The technology sector presents an interesting opportunity, with IT stock valuations reverting to pre-Covid levels. This normalization could potentially strengthen the long-term investment case, provided prices maintain crucial support levels.
Foreign Investment and Budget Expectations
Foreign portfolio investors (FPIs) might stage a meaningful return in December if market conditions remain favorable. Key triggers include stable global liquidity conditions, reduced interest rate concerns, and strong corporate earnings from Indian companies.

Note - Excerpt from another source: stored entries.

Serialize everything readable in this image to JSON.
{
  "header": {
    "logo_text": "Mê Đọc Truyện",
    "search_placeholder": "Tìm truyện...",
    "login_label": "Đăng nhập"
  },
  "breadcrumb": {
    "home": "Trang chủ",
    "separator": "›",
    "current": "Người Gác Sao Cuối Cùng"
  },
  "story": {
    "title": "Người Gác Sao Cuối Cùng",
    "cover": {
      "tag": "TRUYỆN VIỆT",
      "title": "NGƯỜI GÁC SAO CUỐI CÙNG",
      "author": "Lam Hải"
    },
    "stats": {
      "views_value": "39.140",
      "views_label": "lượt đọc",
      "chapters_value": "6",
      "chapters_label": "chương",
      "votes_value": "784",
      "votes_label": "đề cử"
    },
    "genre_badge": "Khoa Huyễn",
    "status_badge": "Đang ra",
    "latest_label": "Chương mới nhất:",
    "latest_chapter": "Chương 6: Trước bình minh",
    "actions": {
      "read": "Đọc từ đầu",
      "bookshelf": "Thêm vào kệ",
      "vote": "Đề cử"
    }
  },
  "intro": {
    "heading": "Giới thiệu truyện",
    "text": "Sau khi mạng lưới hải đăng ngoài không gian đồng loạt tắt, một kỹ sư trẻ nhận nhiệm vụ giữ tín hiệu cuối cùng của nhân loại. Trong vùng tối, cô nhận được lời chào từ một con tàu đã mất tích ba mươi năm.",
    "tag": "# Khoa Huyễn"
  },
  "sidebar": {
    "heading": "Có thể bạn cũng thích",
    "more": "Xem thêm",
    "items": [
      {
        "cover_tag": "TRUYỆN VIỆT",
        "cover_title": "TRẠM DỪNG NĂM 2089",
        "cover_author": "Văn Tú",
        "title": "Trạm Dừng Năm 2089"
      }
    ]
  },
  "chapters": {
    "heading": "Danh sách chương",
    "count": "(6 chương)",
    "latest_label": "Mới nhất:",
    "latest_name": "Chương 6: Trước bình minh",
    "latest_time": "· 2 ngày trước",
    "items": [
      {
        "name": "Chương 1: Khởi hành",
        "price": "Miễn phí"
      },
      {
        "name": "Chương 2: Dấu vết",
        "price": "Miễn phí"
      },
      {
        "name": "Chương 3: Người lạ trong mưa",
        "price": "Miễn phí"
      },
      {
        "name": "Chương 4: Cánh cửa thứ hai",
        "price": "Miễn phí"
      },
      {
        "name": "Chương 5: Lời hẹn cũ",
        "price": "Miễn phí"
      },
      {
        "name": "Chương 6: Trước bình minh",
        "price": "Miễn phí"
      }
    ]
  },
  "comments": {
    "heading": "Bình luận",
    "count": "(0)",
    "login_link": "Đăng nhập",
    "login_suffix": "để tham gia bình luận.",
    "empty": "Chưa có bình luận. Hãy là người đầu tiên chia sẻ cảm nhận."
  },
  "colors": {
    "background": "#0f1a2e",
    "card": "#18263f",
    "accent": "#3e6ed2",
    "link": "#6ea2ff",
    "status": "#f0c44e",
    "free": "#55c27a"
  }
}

Market participants have significant expectations from the upcoming Budget, anticipating measures that stimulate economic growth through increased government spending, industry incentives, and support for consumer demand. Tax relief for middle-income households could further boost corporate earnings and market sentiment.
Challenges and Advice for New Investors
Looking toward 2026, equity markets may confront challenges including heightened volatility from persistent inflation, potential interest rate adjustments by central banks, and geopolitical tensions. These factors could lead to more frequent false breakouts and sector rotations.
For novice investors entering markets at current levels, Bagadia's primary advice centers on discipline and risk management rather than chasing quick profits. He emphasizes learning technical analysis, establishing clear entry and exit points, diversifying across sectors, and maintaining emotional control during market fluctuations.
Disclaimer: The views and recommendations presented are those of individual analysts and not of Mint. Investors should consult certified experts before making investment decisions.